I think one of the things that I wish was more diversely understood was the impact that making health related decisions has emotionally on an individual with chronic pain. When we say we can’t go, we don’t take it lightly. Some days facing the pain is not as bad as others, you wouldn’t know that there was anything wrong. Others, the idea doing simple tasks around the house can be daunting. For the most part I like to be realistic with my friends, because I honestly cannot always function and will often have to cancel last minute or leave early unexpectedly. Where I can I do like to give as much notice as possible, it will disappoint them that they won’t see me but I know they understand. Unfortunately, knowing they understand doesn’t make the guilt for not being able to control an illness go away. It doesn’t take away that twinge of unfairness when you can’t participate in things like everyone else. It doesn’t stop you from feeling like one day everyone will just get fed up with you and your unreliability.

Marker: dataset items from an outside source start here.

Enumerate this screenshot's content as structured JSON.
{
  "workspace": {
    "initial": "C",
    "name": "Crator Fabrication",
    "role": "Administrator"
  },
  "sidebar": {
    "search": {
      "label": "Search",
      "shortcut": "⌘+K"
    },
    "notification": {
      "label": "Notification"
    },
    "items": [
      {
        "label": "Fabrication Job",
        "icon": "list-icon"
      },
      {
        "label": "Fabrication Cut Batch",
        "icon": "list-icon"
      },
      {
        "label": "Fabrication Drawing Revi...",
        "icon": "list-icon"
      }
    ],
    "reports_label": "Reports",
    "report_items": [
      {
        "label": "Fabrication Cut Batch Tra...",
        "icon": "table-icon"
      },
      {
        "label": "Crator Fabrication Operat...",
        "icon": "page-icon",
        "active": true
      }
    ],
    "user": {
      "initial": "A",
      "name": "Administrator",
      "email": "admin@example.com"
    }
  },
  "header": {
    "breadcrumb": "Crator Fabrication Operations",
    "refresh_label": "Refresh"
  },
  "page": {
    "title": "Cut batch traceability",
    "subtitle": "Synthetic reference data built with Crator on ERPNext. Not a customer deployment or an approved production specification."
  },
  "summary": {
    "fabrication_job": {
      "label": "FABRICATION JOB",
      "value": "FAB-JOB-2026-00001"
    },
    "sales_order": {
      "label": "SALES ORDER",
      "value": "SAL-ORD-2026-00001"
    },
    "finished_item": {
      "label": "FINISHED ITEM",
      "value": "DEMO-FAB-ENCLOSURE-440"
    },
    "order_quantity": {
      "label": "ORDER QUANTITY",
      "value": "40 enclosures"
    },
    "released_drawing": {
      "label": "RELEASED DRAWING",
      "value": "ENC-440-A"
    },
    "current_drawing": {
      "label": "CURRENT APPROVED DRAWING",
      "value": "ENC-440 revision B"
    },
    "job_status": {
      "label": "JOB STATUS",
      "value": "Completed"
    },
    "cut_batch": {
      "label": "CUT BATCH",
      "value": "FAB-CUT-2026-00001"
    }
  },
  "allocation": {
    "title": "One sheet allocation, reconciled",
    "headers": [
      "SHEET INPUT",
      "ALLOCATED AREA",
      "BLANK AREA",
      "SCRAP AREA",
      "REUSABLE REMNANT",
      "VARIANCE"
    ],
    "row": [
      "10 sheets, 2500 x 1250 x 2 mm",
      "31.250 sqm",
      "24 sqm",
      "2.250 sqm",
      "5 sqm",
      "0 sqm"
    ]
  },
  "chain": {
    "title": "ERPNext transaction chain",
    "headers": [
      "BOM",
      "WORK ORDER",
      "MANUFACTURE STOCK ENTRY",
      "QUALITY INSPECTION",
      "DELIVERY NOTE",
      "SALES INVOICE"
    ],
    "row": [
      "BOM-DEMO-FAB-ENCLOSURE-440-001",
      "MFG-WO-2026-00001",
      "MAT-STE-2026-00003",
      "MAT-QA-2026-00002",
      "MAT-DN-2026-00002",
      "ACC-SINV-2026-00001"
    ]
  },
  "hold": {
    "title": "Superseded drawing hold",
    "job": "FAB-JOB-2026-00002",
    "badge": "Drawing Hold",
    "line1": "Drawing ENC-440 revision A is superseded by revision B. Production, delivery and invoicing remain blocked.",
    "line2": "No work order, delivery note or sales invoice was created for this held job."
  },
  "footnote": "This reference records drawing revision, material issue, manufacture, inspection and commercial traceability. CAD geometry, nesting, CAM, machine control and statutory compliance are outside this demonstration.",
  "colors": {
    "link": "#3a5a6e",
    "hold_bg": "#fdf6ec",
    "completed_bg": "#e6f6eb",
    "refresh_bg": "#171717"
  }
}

I think that these emotions get underrated when we talk about the impact that chronic conditions can have on a person. At this point in an article I would give some insight or advice to help others like me. I’m sorry to say that I don’t know how to handle this one, but if you do, I’d love to hear it. Feeling like a burdensome disappointment is not anything I would wish on anyone, but it is a reality many of us face. If you ever meet someone who faces chronic pain syndromes or any debilitating health ailment, be compassionate and understanding– it is harder to live with than it looks.